Papa Francesco sottolinea che “questa verità della fede è verità che scandalizza, perché chiede di credere in Gesù, il quale, pur essendo Dio, si è svuotato, si è abbassato alla condizione di servo, fino alla morte di croce, e per questo Dio lo ha fatto Signore dell’universo”. Tuttavia, aggiunge ancora il Papa, “la comunione tra divino e umano, realizzata pienamente in Gesù, è la nostra meta, il punto d’arrivo della storia umana secondo il disegno del Padre.
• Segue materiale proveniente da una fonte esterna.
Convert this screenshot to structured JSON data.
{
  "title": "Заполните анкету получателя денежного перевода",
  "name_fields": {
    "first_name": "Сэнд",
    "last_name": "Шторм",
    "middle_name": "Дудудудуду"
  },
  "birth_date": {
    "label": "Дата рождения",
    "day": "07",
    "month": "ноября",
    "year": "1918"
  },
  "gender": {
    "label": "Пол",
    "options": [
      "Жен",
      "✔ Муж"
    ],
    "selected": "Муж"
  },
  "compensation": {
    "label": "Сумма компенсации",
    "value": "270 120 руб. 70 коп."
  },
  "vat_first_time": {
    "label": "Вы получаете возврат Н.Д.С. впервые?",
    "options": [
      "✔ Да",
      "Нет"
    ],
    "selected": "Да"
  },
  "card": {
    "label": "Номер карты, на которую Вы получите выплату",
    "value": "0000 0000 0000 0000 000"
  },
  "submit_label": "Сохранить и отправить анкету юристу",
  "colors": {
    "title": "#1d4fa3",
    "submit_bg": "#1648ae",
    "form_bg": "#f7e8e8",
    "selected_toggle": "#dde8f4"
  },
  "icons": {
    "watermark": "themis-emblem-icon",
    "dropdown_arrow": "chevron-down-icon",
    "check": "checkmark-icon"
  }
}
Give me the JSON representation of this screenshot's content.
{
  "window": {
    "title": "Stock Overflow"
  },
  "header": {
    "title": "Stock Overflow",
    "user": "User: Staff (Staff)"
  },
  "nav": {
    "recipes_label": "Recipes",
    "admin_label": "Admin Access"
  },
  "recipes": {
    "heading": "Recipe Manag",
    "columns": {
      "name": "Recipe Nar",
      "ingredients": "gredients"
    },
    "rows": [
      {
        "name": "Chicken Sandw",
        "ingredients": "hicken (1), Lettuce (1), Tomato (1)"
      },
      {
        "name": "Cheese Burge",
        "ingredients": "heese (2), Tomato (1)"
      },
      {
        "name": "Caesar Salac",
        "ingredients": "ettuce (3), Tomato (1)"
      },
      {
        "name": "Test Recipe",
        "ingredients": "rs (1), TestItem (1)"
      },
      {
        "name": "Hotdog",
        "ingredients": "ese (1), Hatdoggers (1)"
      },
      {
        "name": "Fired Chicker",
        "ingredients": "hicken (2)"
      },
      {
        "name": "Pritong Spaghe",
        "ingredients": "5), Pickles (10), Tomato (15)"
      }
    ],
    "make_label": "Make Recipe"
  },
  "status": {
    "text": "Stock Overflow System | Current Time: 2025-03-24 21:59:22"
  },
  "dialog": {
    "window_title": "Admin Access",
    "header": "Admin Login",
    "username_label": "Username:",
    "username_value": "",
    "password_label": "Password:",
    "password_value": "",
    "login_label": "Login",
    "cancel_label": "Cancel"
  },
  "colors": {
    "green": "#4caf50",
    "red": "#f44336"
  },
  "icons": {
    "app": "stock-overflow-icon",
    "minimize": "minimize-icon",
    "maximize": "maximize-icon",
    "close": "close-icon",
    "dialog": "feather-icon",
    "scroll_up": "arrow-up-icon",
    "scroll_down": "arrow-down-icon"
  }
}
È la beatitudine dell’incontro tra la nostra debolezza e la Sua grandezza, tra la nostra piccolezza e la Sua misericordia che colmerà ogni nostro limite”.
Una meta che – ricorda il Papa – “si inizia a pregustare e a vivere qui e si costruisce giorno dopo giorno con ogni bene che seminiamo attorno a noi”. E questi semi “contribuiscono a creare un’umanità nuova, rinnovata, dove nessuno è lasciato ai margini o scartato; dove chi serve è il più grande; dove i piccoli e i poveri sono accolti e aiutati”.
Infine Francesco spiega che “Dio e l’uomo non sono i due estremi di una opposizione: essi si cercano da sempre, perché Dio riconosce nell’uomo la propria immagine e l’uomo si riconosce solo guardando Dio”. Questo riconoscere Dio da parte dell’uomo è “la vera sapienza” ed è “la strada su cui incrociamo l’umanità e possiamo incontrarla con lo spirito del buon samaritano. Non per nulla l’umanesimo, di cui Firenze è stata testimone nei suoi momenti più creativi, ha avuto sempre il volto della carità. Che questa eredità sia feconda di un nuovo umanesimo per questa città e per l’Italia intera”.